Chronic glucocorticoid therapy suppressing CRH/ACTH (→ zona fasciculata + reticularis atrophy; sudden withdrawal is fatal) and pituitary damage (hemorrhage, tumor) reducing ACTH.

At what point do symptoms of primary adrenal insufficiency appear?

Only when about 90% of the cortex is destroyed, because the gland has good functional reserve.

What is Waterhouse-Friderichsen syndrome?

Acute primary adrenal insufficiency from adrenal hemorrhage, classically due to meningococcal infection.

Why does hyperkalemia develop in Addison's disease and what does it cause?

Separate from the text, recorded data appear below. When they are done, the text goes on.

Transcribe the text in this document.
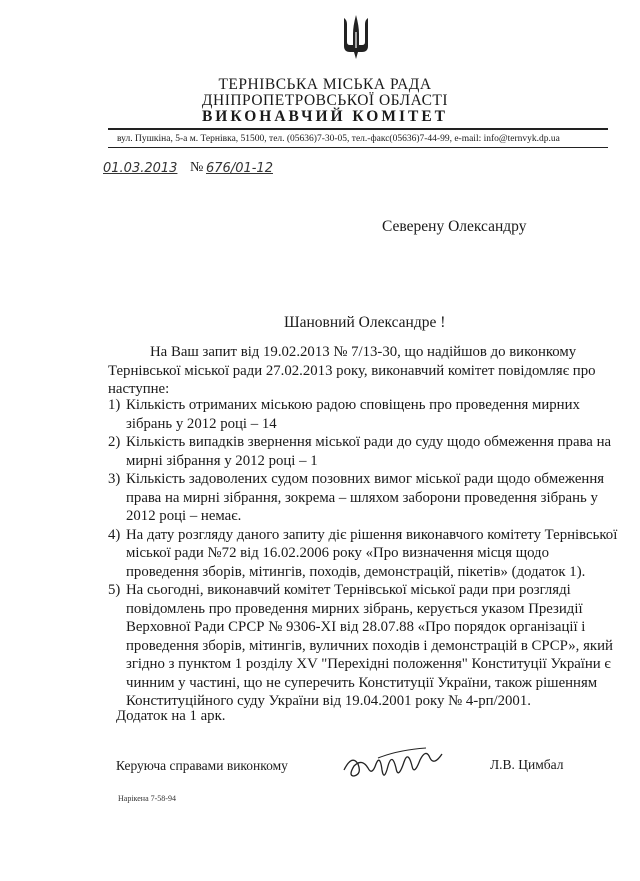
ТЕРНІВСЬКА МІСЬКА РАДА
ДНІПРОПЕТРОВСЬКОЇ ОБЛАСТІ
ВИКОНАВЧИЙ КОМІТЕТ
вул. Пушкіна, 5-а м. Тернівка, 51500, тел. (05636)7-30-05, тел.-факс(05636)7-44-99, e-mail: info@ternvyk.dp.ua
01.03.2013 № 676/01-12
Северену Олександру
Шановний Олександре !
На Ваш запит від 19.02.2013 № 7/13-30, що надійшов до виконкому Тернівської міської ради 27.02.2013 року, виконавчий комітет повідомляє про наступне:
1) Кількість отриманих міською радою сповіщень про проведення мирних зібрань у 2012 році – 14
2) Кількість випадків звернення міської ради до суду щодо обмеження права на мирні зібрання у 2012 році – 1
3) Кількість задоволених судом позовних вимог міської ради щодо обмеження права на мирні зібрання, зокрема – шляхом заборони проведення зібрань у 2012 році – немає.
4) На дату розгляду даного запиту діє рішення виконавчого комітету Тернівської міської ради №72 від 16.02.2006 року «Про визначення місця щодо проведення зборів, мітингів, походів, демонстрацій, пікетів» (додаток 1).
5) На сьогодні, виконавчий комітет Тернівської міської ради при розгляді повідомлень про проведення мирних зібрань, керується указом Президії Верховної Ради СРСР № 9306-XI від 28.07.88 «Про порядок організації і проведення зборів, мітингів, вуличних походів і демонстрацій в СРСР», який згідно з пунктом 1 розділу XV "Перехідні положення" Конституції України є чинним у частині, що не суперечить Конституції України, також рішенням Конституційного суду України від 19.04.2001 року № 4-рп/2001.
Додаток на 1 арк.
Керуюча справами виконкому	Л.В. Цимбал
Нарікена 7-58-94
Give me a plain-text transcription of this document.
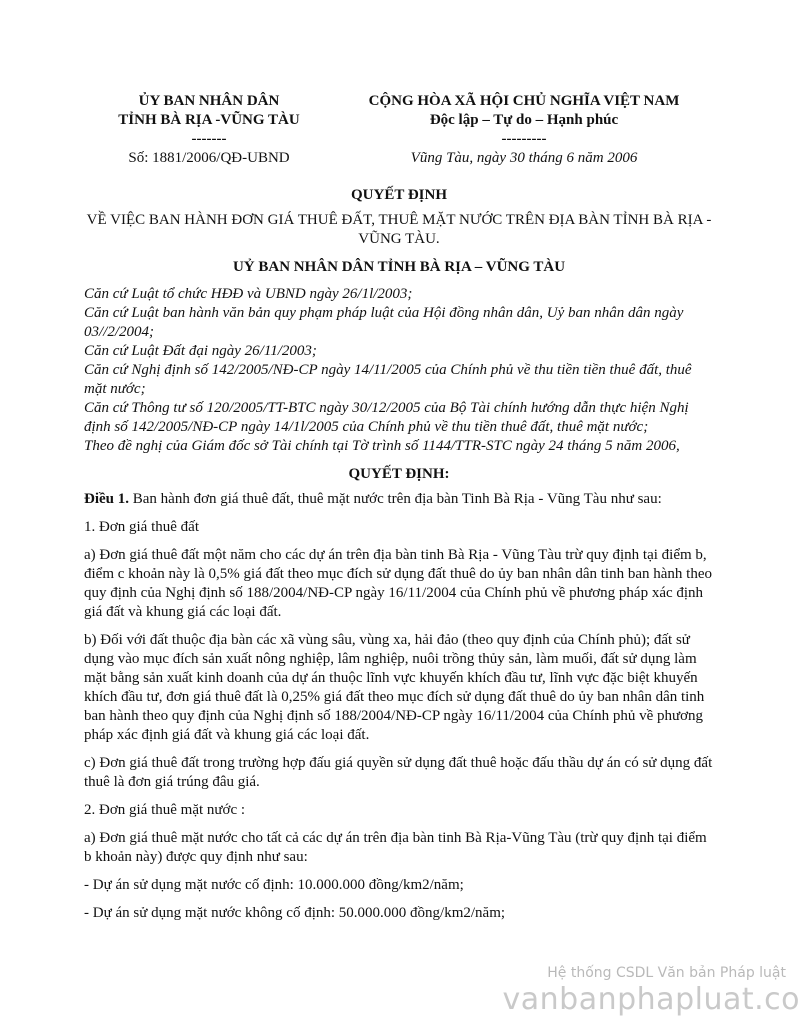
ỦY BAN NHÂN DÂN
TỈNH BÀ RỊA -VŨNG TÀU
-------
Số: 1881/2006/QĐ-UBND
CỘNG HÒA XÃ HỘI CHỦ NGHĨA VIỆT NAM
Độc lập – Tự do – Hạnh phúc
---------
Vũng Tàu, ngày 30 tháng 6 năm 2006
QUYẾT ĐỊNH
VỀ VIỆC BAN HÀNH ĐƠN GIÁ THUÊ ĐẤT, THUÊ MẶT NƯỚC TRÊN ĐỊA BÀN TỈNH BÀ RỊA - VŨNG TÀU.
UỶ BAN NHÂN DÂN TỈNH BÀ RỊA – VŨNG TÀU

Căn cứ Luật tổ chức HĐĐ và UBND ngày 26/1l/2003;

Căn cứ Luật ban hành văn bản quy phạm pháp luật của Hội đồng nhân dân, Uỷ ban nhân dân ngày 03//2/2004;

Căn cứ Luật Đất đại ngày 26/11/2003;

Căn cứ Nghị định số 142/2005/NĐ-CP ngày 14/11/2005 của Chính phủ về thu tiền tiền thuê đất, thuê mặt nước;

Căn cứ Thông tư số 120/2005/TT-BTC ngày 30/12/2005 của Bộ Tài chính hướng dẫn thực hiện Nghị định số 142/2005/NĐ-CP ngày 14/1l/2005 của Chính phủ về thu tiền thuê đất, thuê mặt nước;

Theo đề nghị của Giám đốc sở Tài chính tại Tờ trình số 1144/TTR-STC ngày 24 tháng 5 năm 2006,

QUYẾT ĐỊNH:

Điều 1. Ban hành đơn giá thuê đất, thuê mặt nước trên địa bàn Tinh Bà Rịa - Vũng Tàu như sau:

1. Đơn giá thuê đất

a) Đơn giá thuê đất một năm cho các dự án trên địa bàn tinh Bà Rịa - Vũng Tàu trừ quy định tại điểm b, điểm c khoản này là 0,5% giá đất theo mục đích sử dụng đất thuê do ủy ban nhân dân tinh ban hành theo quy định của Nghị định số 188/2004/NĐ-CP ngày 16/11/2004 của Chính phủ về phương pháp xác định giá đất và khung giá các loại đất.

b) Đối với đất thuộc địa bàn các xã vùng sâu, vùng xa, hải đảo (theo quy định của Chính phủ); đất sử dụng vào mục đích sản xuất nông nghiệp, lâm nghiệp, nuôi trồng thủy sản, làm muối, đất sử dụng làm mặt bằng sản xuất kinh doanh của dự án thuộc lĩnh vực khuyến khích đầu tư, lĩnh vực đặc biệt khuyến khích đầu tư, đơn giá thuê đất là 0,25% giá đất theo mục đích sử dụng đất thuê do ủy ban nhân dân tinh ban hành theo quy định của Nghị định số 188/2004/NĐ-CP ngày 16/11/2004 của Chính phủ về phương pháp xác định giá đất và khung giá các loại đất.

c) Đơn giá thuê đất trong trường hợp đấu giá quyền sử dụng đất thuê hoặc đấu thầu dự án có sử dụng đất thuê là đơn giá trúng đâu giá.

2. Đơn giá thuê mặt nước :

a) Đơn giá thuê mặt nước cho tất cả các dự án trên địa bàn tinh Bà Rịa-Vũng Tàu (trừ quy định tại điểm b khoản này) được quy định như sau:

- Dự án sử dụng mặt nước cố định: 10.000.000 đồng/km2/năm;

- Dự án sử dụng mặt nước không cố định: 50.000.000 đồng/km2/năm;

Hệ thống CSDL Văn bản Pháp luật
vanbanphapluat.co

Mineralocorticoid deficiency reduces K+ secretion → hyperkalemia → chronic depolarization → reduced muscle excitability (weakness).

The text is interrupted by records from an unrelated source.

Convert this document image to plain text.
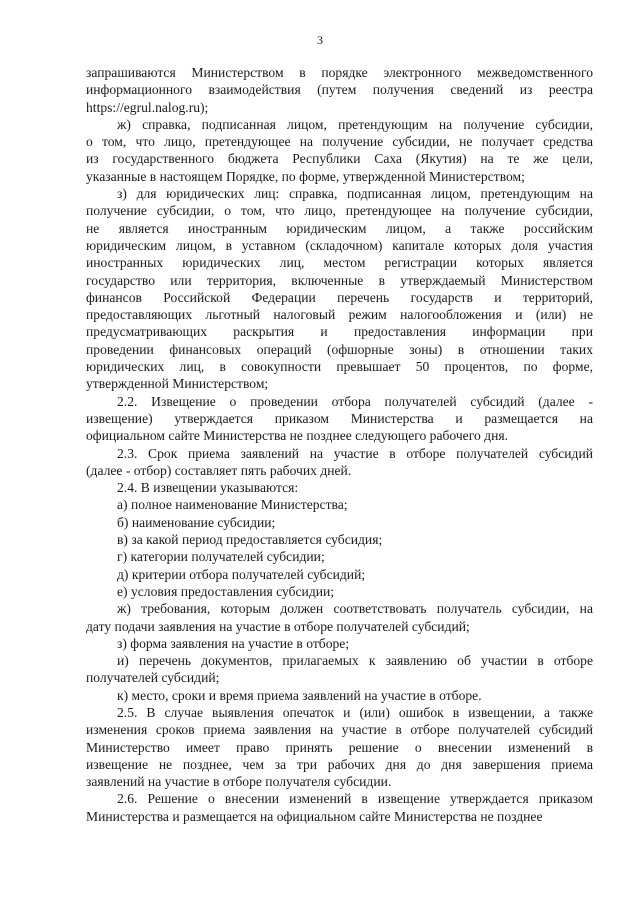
3

запрашиваются Министерством в порядке электронного межведомственного
информационного взаимодействия (путем получения сведений из реестра
https://egrul.nalog.ru);

ж) справка, подписанная лицом, претендующим на получение субсидии,
о том, что лицо, претендующее на получение субсидии, не получает средства
из государственного бюджета Республики Саха (Якутия) на те же цели,
указанные в настоящем Порядке, по форме, утвержденной Министерством;

з) для юридических лиц: справка, подписанная лицом, претендующим на
получение субсидии, о том, что лицо, претендующее на получение субсидии,
не является иностранным юридическим лицом, а также российским
юридическим лицом, в уставном (складочном) капитале которых доля участия
иностранных юридических лиц, местом регистрации которых является
государство или территория, включенные в утверждаемый Министерством
финансов Российской Федерации перечень государств и территорий,
предоставляющих льготный налоговый режим налогообложения и (или) не
предусматривающих раскрытия и предоставления информации при
проведении финансовых операций (офшорные зоны) в отношении таких
юридических лиц, в совокупности превышает 50 процентов, по форме,
утвержденной Министерством;

2.2. Извещение о проведении отбора получателей субсидий (далее -
извещение) утверждается приказом Министерства и размещается на
официальном сайте Министерства не позднее следующего рабочего дня.

2.3. Срок приема заявлений на участие в отборе получателей субсидий
(далее - отбор) составляет пять рабочих дней.

2.4. В извещении указываются:

а) полное наименование Министерства;

б) наименование субсидии;

в) за какой период предоставляется субсидия;

г) категории получателей субсидии;

д) критерии отбора получателей субсидий;

е) условия предоставления субсидии;

ж) требования, которым должен соответствовать получатель субсидии, на
дату подачи заявления на участие в отборе получателей субсидий;

з) форма заявления на участие в отборе;

и) перечень документов, прилагаемых к заявлению об участии в отборе
получателей субсидий;

к) место, сроки и время приема заявлений на участие в отборе.

2.5. В случае выявления опечаток и (или) ошибок в извещении, а также
изменения сроков приема заявления на участие в отборе получателей субсидий
Министерство имеет право принять решение о внесении изменений в
извещение не позднее, чем за три рабочих дня до дня завершения приема
заявлений на участие в отборе получателя субсидии.

2.6. Решение о внесении изменений в извещение утверждается приказом
Министерства и размещается на официальном сайте Министерства не позднее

Why do hypotension and dehydration occur in Addison's disease?

Mineralocorticoid deficiency causes salt-water loss, and glucocorticoid deficiency reduces vascular tone and cardiac output → hypotension, orthostatic hypotension, and collapse.

What is the hormone profile of Addison's disease?

↓Aldosterone, ↓cortisol, ↑ACTH, and ↑renin activity.

Why does hyperpigmentation occur in primary but not secondary adrenal insufficiency?

In primary disease ACTH is elevated (loss of cortisol feedback) and stimulates skin/oral mucosa pigmentation; in secondary disease ACTH is low.

What is the treatment of Addison's disease?

Mineralocorticoid plus glucocorticoid replacement.

What are the symptoms of an acute adrenal (Addisonian) crisis?

Acute salt-water/circulatory failure — vomiting, dehydration, hypotension, shock, hypoglycemia, and coma.

What is the basic mechanism of congenital adrenal hyperplasia?

An inherited enzyme defect in cortisol synthesis → glucocorticoid deficiency → intermediates shunted to androgen overproduction → no ACTH feedback → adrenal hyperplasia.

What characterizes 21β-hydroxylase deficiency (>95% of CAH)?

No cortisol or mineralocorticoid with excess androgens; weight loss, vomiting, dehydration, hyperkalemia, and shock — a salt-losing crisis at 2–4 weeks of age.

How does 11β-hydroxylase deficiency CAH present?

Androgen excess and cortisol deficiency with increased mineralocorticoid activity → Na+/water retention (hypertension) and hypokalemia.

What are the effects of androgen hypersecretion in CAH?

Virilization, early adrenarche, hirsutism, amenorrhea, infertility, and decreased spermatogenesis (excess androgens suppress GnRH/LH/FSH).

Why does glucocorticoid deficiency cause hypoglycemia?

Loss of cortisol-driven gluconeogenesis and glycogenolysis reduces blood glucose, with poor tolerance of fasting/stress.